Proton Mail has just unveiled a new Dark Web Monitoring feature in a bid to bolster its security capabilities against widespread data breaches.
Incidents of data leaks are reportedly on the rise, as billions of people's credentials are exposed. The longer this sensitive information remains on the web, the easier is for cybercriminals to exploit it to their advantage. This new tool from Proton seeks to challenge this. By identifying and alerting you as soon as your credentials appear in a breach, you will be able to take action before bad actors get to them.
Already one of the most secure email providers on the market, Proton Mail now claims to be the first email service to combine end-to-end encryption and dark web monitoring protections. The new feature is now available on its web and desktop apps, but only for paid subscribers.
Encryption alone isn't enough
As the Head of Anti-Abuse & Account Security at Proton, Eammon Maguire, explained, the dark web is filled with leaked information, data, and credential dumps—and that's something that not even the strongest end-to-end encryption alone cannot protect against.
Take the data leak that occurred in January this year, for instance. Dubbed the "Mother of all data breaches," it unveiled a 12TB database that contained more than 26 billion records. It is the largest data breach to date. One of the best VPN providers, Surfshark, has analysed data breach records from 2004 onwards, and calculated that 3,353 accounts have been breached every minute in the first quarter of 2024—a considerable jump from the end of last year's average of just 627.
The owners of this leaked data are often unaware, yet cybercriminals are busy trading their sensitive details to launch identity fraud and other attacks. By taking advantage of the fact that most people may reuse their passwords on multiple accounts, criminals often execute what's known as a "credential stuffing attack." They enter thousands of these stolen passwords and email addresses across various platforms on the lookout for a potential match.
"While data breaches of third-party sites leading to the leak of personal information (such as your email address) can never be entirely avoided, automated early warning can help users stay vigilant and mitigate worse side effects such as identity theft," said Maguire.
That's exactly when Proton Mail's new Dark Web Monitoring tool comes in—a way for you to react as quickly as possible in case your credentials are being exposed.
The feature regularly scans all the corners of the dark web, which is exactly the section of the internet where your stolen personal information ends up. It looks for email addresses, passwords, and any other personal details linked to your account.

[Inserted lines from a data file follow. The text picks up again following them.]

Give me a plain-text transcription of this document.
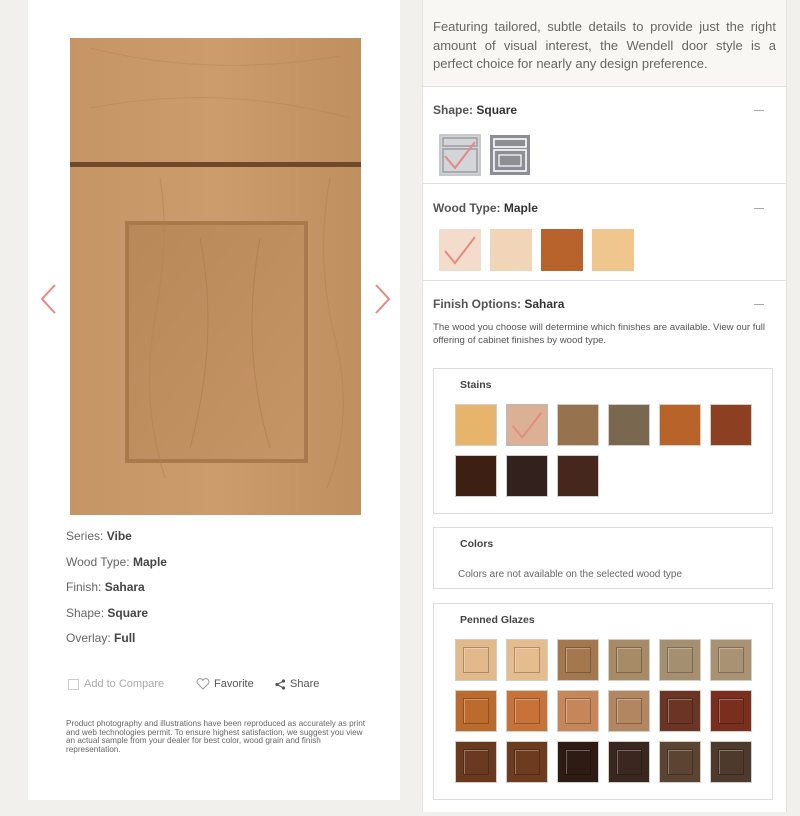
Series: Vibe
Wood Type: Maple
Finish: Sahara
Shape: Square
Overlay: Full
Add to Compare	Favorite	Share
Product photography and illustrations have been reproduced as accurately as print and web technologies permit. To ensure highest satisfaction, we suggest you view an actual sample from your dealer for best color, wood grain and finish representation.
Featuring tailored, subtle details to provide just the right amount of visual interest, the Wendell door style is a perfect choice for nearly any design preference.
Shape: Square
Wood Type: Maple
Finish Options: Sahara
The wood you choose will determine which finishes are available. View our full offering of cabinet finishes by wood type.
Stains
Colors
Colors are not available on the selected wood type
Penned Glazes
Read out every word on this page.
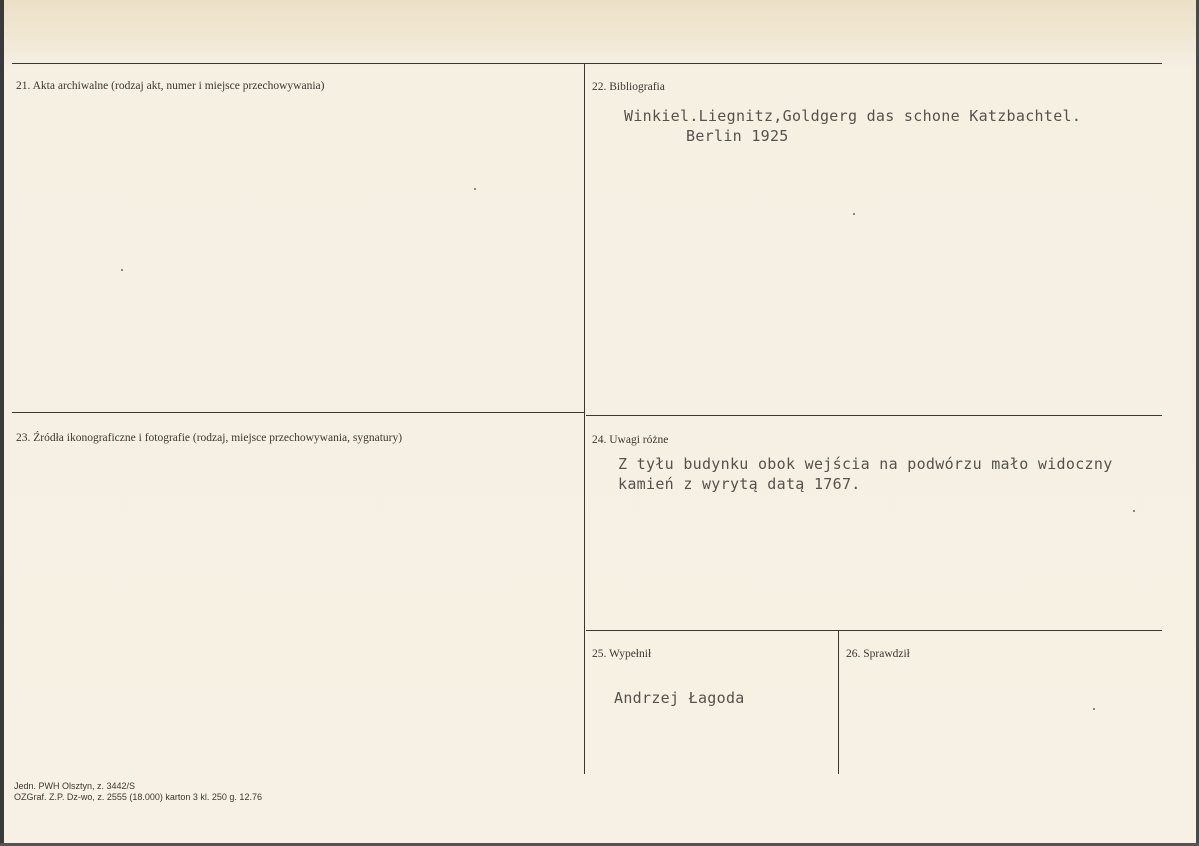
21. Akta archiwalne (rodzaj akt, numer i miejsce przechowywania)	22. Bibliografia
Winkiel.Liegnitz,Goldgerg das schone Katzbachtel.
Berlin 1925
23. Źródła ikonograficzne i fotografie (rodzaj, miejsce przechowywania, sygnatury)	24. Uwagi różne
Z tyłu budynku obok wejścia na podwórzu mało widoczny
kamień z wyrytą datą 1767.
25. Wypełnił
Andrzej Łagoda
26. Sprawdził
Jedn. PWH Olsztyn, z. 3442/S
OZGraf. Z.P. Dz-wo, z. 2555 (18.000) karton 3 kl. 250 g. 12.76
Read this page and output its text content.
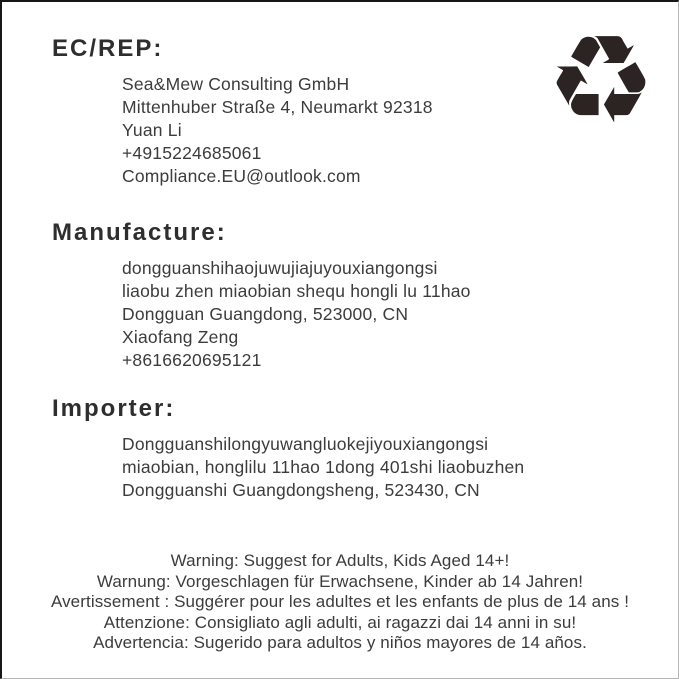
♻
EC/REP:
Sea&Mew Consulting GmbH
Mittenhuber Straße 4, Neumarkt 92318
Yuan Li
+4915224685061
Compliance.EU@outlook.com
Manufacture:
dongguanshihaojuwujiajuyouxiangongsi
liaobu zhen miaobian shequ hongli lu 11hao
Dongguan Guangdong, 523000, CN
Xiaofang Zeng
+8616620695121
Importer:
Dongguanshilongyuwangluokejiyouxiangongsi
miaobian, honglilu 11hao 1dong 401shi liaobuzhen
Dongguanshi Guangdongsheng, 523430, CN
Warning: Suggest for Adults, Kids Aged 14+!
Warnung: Vorgeschlagen für Erwachsene, Kinder ab 14 Jahren!
Avertissement : Suggérer pour les adultes et les enfants de plus de 14 ans !
Attenzione: Consigliato agli adulti, ai ragazzi dai 14 anni in su!
Advertencia: Sugerido para adultos y niños mayores de 14 años.
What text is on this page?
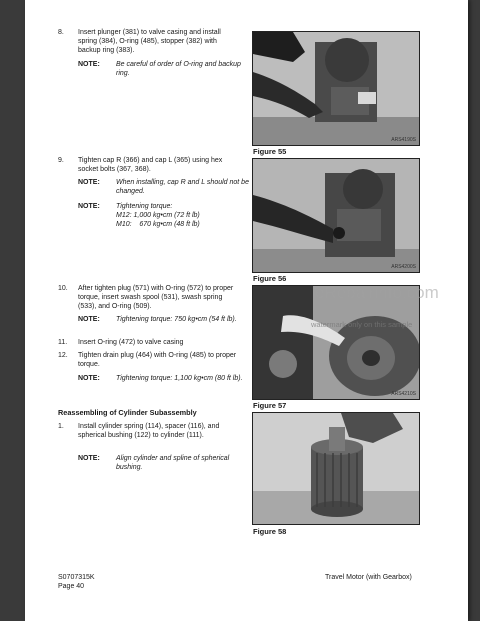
8. Insert plunger (381) to valve casing and install spring (384), O-ring (485), stopper (382) with backup ring (383).
NOTE: Be careful of order of O-ring and backup ring.
9. Tighten cap R (366) and cap L (365) using hex socket bolts (367, 368).
NOTE: When installing, cap R and L should not be changed.
NOTE: Tightening torque:
M12: 1,000 kg•cm (72 ft lb)
M10:    670 kg•cm (48 ft lb)
10. After tighten plug (571) with O-ring (572) to proper torque, insert swash spool (531), swash spring (533), and O-ring (509).
NOTE: Tightening torque: 750 kg•cm (54 ft lb).
11. Insert O-ring (472) to valve casing
12. Tighten drain plug (464) with O-ring (485) to proper torque.
NOTE: Tightening torque: 1,100 kg•cm (80 ft lb).
Reassembling of Cylinder Subassembly
1. Install cylinder spring (114), spacer (116), and spherical bushing (122) to cylinder (111).
NOTE: Align cylinder and spline of spherical bushing.
ARS4190S
Figure 55
ARS4200S
Figure 56
ARS4210S
Figure 57
Figure 58
eRepairinfo.com
watermark only on this sample
S0707315K
Page 40
Travel Motor (with Gearbox)
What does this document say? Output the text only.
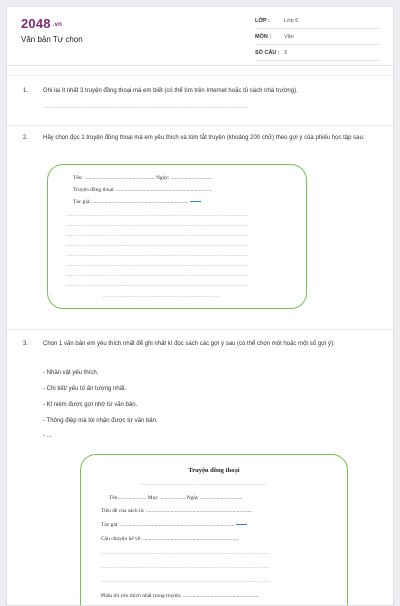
2048 .vn
Văn bản Tự chọn
LỚP :	Lớp 6
MÔN : Văn
SỐ CÂU : 3
1. Ghi lại ít nhất 3 truyện đồng thoại mà em biết (có thể tìm trên Internet hoặc tủ sách nhà trường).
...................................................................................................
2. Hãy chọn đọc 1 truyện đồng thoại mà em yêu thích và tóm tắt truyện (khoảng 200 chữ) theo gợi ý của phiếu học tập sau:
Tên: ................................................... Ngày: ..............................
Truyện đồng thoại: ......................................................................
Tác giả: ......................................................................
.............................................................................................................
.............................................................................................................
.............................................................................................................
.............................................................................................................
.............................................................................................................
.............................................................................................................
.............................................................................................................
.............................................................................................................
......................................................................
3. Chọn 1 văn bản em yêu thích nhất để ghi nhật kí đọc sách các gợi ý sau (có thể chọn một hoặc một số gợi ý):
- Nhân vật yêu thích.
- Chi tiết/ yếu tố ấn tượng nhất.
- Kỉ niệm được gợi nhớ từ văn bản.
- Thông điệp mà tôi nhận được từ văn bản.
- ...
Truyện đồng thoại
...........................................................................
Tên..................... Mục ................... Ngày ...............................
Tiêu đề của sách là: .............................................................................
Tác giả: ...................................................................................
Câu chuyện kể về: .....................................................................
.....................................................................................................
.....................................................................................................
.....................................................................................................
Phần tôi yêu thích nhất trong truyện: .......................................................
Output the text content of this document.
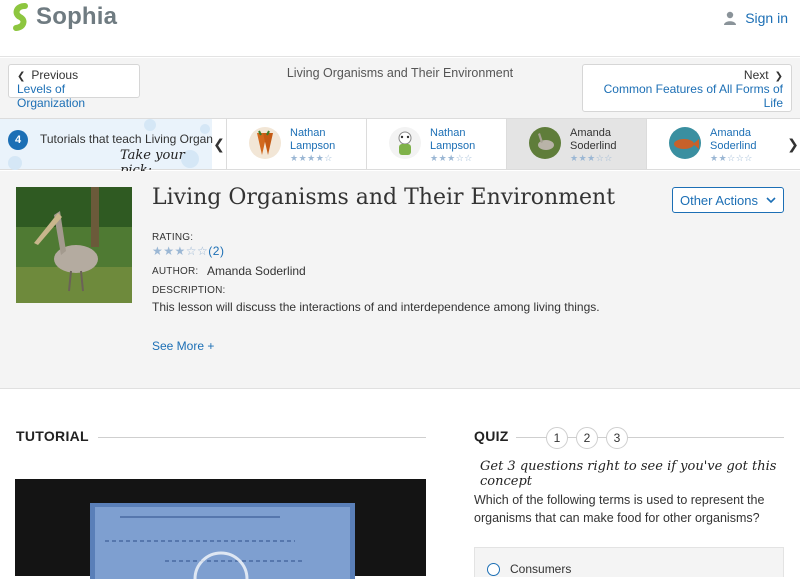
Sophia	Sign in
❮ Previous
Levels of Organization
Living Organisms and Their Environment	Next ❯
Common Features of All Forms of
Life
4	Tutorials that teach Living Organ
Take your
❮
Nathan
Lampson
★★★★☆
Nathan
Lampson
★★★☆☆
Amanda
Soderlind
★★★☆☆
Amanda
Soderlind
★★☆☆☆
❯
Living Organisms and Their Environment	Other Actions
RATING:
★★★☆☆(2)
AUTHOR: Amanda Soderlind
DESCRIPTION:
This lesson will discuss the interactions of and interdependence among living things.
See More +
TUTORIAL	QUIZ	1	2	3
Get 3 questions right to see if you've got this concept
Which of the following terms is used to represent the organisms that can make food for other organisms?
Consumers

Proton will alert you in case it finds leaked details of any of your accounts for third-party websites. You'll receive comprehensive information about the breach and the data compromised. The provider will also suggest the steps to take to safeguard your digital identity and mitigate potential risks.
Stay safe from cyber threats!Dark Web Monitoring is available to all paying users of #ProtonMail. If you register for an online service that gets hacked or suffers a #databreach, Proton will now alert you, so you can take immediate action. 1 / 2 pic.twitter.com/qijm01eV3eApril 22, 2024
Proton’s dark web detection tool relies upon the company's very own threat intelligence datasets alongside data coming from a leading firm in digital threat management, Constella Intelligence.
The provider promises that no user data is ever shared with third parties to do this. However, Maguire explained the team does analyze reports "from third parties any time they find leaked information or data stolen in a hack from a third-party online service that’s tied to a Proton Mail email address or a Proton Pass/SimpleLogin alias."
Now available for paid subscribers on the web and desktop apps, Proton Mail Dark Web Monitoring can show all known breaches that have affected your accounts over the last two years. Those that carry a higher risk to your privacy are marked with red, while those where fewer details have been compromised are marked with orange.
Maguire said that Dark Web Monitoring will soon send notifications also to your Android or iPhone device so that you can take action even quicker. The plan is also to extend the data to watch out for, including custom domain emails and external email addresses you used to register to its Proton VPN, Proton Pass, and Proton Drive.
He said: "You may not be able to avoid data breaches, but thanks to Dark Web Monitoring and other Proton security features, you can mitigate risks and stay in control of your digital identity."
In case you believe to be particularly at risk of cyberattack, we also recommend checking out its Proton Sentinel program which is available for all Unlimited, Family, and Business subscribers.